Doug Dunham
I was originally inspired to make hyperbolic patterns by M.C. Escher's four "Circle Limit" prints. After succeeding in duplicating Escher's hyperbolic prints using computer methods, I noticed that such patterns came in "families" that were indexed by the multiplicities p, and q of the rotation centers. Such patterns are based on the regular tessellations {p,q} of regular p-gons meeting q at each vertex. This observation led to the creation of new hyperbolic Escher-inspired 2-dimensional patterns based on his Euclidean and even spherical repeating patterns. Some of Escher's patterns contain sublteties in their crystallographic classification, such as his Regular Division Drawing number 42 which appear to have symmetry group p4.

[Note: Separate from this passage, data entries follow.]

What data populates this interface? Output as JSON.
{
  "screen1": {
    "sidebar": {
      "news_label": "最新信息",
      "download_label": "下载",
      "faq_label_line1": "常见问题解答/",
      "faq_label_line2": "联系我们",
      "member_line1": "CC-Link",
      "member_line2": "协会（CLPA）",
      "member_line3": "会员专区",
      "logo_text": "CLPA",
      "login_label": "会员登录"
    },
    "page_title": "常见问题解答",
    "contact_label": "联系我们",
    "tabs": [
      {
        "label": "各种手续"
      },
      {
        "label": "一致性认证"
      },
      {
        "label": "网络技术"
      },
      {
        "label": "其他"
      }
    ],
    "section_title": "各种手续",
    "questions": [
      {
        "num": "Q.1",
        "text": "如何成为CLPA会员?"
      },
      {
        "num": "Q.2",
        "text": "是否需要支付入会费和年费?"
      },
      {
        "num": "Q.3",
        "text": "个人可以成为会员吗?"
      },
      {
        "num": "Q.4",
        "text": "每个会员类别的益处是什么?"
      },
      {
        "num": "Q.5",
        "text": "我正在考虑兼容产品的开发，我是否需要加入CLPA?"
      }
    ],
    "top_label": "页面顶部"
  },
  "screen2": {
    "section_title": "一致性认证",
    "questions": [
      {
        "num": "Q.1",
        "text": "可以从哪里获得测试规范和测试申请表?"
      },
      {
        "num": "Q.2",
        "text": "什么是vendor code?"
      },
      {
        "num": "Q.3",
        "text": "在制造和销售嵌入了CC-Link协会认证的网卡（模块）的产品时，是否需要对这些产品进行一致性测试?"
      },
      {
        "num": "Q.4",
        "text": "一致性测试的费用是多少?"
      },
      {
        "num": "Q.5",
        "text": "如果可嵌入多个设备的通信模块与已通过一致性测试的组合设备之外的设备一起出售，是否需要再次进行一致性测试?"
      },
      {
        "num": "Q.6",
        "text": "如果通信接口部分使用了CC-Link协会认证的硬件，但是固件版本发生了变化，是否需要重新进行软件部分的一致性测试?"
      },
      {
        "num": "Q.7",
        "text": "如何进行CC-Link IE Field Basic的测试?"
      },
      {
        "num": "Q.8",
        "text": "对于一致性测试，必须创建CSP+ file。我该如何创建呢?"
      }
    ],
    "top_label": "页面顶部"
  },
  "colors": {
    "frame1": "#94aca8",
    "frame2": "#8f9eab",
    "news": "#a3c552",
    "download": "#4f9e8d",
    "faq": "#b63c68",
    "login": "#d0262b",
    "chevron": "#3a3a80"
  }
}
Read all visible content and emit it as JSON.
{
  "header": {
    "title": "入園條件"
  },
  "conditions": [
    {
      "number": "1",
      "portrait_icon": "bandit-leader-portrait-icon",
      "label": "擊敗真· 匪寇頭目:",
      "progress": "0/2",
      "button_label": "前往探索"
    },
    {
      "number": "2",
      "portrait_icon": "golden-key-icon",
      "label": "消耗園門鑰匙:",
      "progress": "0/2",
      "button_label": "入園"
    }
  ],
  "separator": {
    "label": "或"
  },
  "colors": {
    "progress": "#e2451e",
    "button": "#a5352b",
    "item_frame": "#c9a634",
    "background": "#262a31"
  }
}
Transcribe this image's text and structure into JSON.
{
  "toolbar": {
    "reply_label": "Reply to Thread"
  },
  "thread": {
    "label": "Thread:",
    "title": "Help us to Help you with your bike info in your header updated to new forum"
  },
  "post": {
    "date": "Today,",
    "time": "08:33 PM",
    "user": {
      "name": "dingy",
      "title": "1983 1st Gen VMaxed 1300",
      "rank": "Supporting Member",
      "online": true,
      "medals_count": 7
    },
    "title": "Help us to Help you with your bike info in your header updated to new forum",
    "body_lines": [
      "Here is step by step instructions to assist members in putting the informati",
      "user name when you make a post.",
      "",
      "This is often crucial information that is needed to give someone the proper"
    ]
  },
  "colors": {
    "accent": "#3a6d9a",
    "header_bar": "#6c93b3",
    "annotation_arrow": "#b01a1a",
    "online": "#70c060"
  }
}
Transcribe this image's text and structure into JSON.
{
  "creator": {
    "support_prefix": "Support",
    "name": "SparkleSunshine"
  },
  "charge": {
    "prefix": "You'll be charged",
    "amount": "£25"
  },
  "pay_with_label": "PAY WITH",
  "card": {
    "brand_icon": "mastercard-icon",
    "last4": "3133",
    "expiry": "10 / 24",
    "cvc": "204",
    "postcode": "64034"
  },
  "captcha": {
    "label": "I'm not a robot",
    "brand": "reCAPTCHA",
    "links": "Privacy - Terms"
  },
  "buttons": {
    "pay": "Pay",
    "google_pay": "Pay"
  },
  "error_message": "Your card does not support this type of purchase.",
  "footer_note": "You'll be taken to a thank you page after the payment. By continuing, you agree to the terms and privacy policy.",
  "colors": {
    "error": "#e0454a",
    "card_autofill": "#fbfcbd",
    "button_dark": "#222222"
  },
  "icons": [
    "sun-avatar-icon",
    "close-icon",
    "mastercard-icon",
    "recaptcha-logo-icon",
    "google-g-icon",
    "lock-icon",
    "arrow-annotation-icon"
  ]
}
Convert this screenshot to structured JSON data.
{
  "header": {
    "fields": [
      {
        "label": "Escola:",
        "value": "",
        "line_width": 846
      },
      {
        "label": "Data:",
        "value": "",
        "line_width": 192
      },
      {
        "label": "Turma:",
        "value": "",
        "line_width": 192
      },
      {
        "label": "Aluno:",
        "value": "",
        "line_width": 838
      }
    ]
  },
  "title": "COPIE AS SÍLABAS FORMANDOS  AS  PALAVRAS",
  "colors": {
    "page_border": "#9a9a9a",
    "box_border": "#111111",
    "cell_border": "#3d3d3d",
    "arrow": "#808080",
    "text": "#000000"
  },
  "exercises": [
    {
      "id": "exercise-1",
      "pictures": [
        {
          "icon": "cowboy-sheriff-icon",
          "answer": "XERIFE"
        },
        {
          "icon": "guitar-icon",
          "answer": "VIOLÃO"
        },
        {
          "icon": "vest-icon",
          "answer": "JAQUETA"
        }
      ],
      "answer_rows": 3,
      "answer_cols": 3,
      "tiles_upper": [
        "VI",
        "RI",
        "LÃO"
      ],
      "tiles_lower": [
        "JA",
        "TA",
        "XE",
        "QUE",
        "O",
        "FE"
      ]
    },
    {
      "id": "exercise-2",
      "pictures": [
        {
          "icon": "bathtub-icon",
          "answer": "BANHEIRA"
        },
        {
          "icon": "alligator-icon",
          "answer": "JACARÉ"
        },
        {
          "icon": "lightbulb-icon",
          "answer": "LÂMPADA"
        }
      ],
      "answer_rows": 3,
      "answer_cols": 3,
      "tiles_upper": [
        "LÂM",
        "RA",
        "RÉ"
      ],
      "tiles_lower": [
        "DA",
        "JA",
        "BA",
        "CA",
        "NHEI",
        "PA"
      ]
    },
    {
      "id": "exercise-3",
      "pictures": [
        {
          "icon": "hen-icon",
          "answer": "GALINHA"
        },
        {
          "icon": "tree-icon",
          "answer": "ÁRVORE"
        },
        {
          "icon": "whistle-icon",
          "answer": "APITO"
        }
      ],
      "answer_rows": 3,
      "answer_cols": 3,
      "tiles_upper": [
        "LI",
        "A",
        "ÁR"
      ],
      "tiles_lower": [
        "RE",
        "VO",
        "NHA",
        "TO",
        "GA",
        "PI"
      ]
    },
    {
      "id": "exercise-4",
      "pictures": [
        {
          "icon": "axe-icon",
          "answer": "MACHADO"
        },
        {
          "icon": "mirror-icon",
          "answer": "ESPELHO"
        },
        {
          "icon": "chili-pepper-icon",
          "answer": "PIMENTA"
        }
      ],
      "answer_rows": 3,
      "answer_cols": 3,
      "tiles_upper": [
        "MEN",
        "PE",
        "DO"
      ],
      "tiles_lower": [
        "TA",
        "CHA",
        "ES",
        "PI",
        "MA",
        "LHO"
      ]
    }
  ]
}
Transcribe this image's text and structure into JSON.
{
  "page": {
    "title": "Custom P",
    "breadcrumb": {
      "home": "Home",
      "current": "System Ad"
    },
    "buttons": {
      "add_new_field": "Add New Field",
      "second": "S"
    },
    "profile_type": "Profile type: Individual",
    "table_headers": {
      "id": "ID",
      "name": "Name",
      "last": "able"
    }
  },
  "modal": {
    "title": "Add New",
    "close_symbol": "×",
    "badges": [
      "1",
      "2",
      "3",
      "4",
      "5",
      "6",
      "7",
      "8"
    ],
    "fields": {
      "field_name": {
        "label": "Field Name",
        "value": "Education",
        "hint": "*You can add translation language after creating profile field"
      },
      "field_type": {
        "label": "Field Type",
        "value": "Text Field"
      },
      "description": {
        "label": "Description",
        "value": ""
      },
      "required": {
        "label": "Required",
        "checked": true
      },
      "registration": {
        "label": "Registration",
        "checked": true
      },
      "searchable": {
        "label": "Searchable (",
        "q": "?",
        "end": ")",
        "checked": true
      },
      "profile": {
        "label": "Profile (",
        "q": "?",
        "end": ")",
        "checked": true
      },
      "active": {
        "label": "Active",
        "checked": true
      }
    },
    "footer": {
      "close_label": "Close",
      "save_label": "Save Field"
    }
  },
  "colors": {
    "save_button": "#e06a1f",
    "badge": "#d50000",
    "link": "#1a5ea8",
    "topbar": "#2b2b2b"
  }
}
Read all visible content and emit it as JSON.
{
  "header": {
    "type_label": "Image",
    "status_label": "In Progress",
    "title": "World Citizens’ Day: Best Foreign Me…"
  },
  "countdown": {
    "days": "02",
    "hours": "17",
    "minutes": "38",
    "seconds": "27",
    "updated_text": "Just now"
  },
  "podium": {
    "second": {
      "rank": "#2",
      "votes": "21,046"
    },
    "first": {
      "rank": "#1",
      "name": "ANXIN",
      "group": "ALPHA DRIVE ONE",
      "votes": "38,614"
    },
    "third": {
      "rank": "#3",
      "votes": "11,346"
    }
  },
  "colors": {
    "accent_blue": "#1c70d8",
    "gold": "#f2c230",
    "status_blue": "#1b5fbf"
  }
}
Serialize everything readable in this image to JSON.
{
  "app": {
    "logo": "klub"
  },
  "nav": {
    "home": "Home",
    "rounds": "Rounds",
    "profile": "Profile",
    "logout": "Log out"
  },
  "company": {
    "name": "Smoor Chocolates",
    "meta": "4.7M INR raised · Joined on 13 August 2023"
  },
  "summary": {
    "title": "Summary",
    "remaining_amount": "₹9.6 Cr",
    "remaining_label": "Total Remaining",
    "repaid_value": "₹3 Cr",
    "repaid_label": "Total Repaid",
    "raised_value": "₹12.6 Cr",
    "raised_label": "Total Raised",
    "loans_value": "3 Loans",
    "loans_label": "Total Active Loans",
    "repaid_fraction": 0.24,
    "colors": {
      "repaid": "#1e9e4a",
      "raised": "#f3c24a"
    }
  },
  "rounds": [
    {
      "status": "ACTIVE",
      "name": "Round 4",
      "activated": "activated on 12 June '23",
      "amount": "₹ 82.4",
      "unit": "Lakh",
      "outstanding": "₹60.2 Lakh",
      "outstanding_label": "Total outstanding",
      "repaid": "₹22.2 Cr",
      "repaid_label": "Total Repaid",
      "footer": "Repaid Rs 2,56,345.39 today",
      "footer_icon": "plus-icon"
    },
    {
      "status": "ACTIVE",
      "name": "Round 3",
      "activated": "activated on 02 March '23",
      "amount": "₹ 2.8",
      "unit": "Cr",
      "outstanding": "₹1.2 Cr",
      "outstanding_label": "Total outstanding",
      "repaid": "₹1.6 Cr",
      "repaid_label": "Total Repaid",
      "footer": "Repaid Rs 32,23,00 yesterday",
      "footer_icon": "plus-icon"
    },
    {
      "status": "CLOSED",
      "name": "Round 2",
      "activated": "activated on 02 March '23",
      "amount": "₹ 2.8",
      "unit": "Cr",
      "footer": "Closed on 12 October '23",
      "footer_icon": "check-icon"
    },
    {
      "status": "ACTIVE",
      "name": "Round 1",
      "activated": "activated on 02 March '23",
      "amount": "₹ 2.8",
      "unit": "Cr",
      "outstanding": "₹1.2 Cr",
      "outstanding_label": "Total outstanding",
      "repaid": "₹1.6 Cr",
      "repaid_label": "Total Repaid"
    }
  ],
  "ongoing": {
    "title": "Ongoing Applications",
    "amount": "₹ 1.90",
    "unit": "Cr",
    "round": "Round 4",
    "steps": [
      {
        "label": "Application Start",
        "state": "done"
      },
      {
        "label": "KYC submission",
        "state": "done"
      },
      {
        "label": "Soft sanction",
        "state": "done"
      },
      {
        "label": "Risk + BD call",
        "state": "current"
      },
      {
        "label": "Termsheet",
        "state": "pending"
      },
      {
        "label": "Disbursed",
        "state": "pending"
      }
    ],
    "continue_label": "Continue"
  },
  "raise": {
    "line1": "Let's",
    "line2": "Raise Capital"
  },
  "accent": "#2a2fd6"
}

This hyperbolic pattern is inspired by Escher's Regular Division Drawing number 42. There are obvious 5-fold rotation centers at the meeting points of the conchs. However the apparent 4-fold meeting points of the cockles are actually only 2-fold rotation centers since the openings of the adjacent snails alternately point toward and away from those centers. This preserves Escher's symmetry in Drawing 42 in which there are two kinds of 4-fold rotation centers at the meeting points of the conchs. Similarly, in this pattern there are two kinds of 5-fold rotation centers at those meeting points, those at which the tips of the conchs touch the openings of the snails and those at which the tips point away from the snail openings.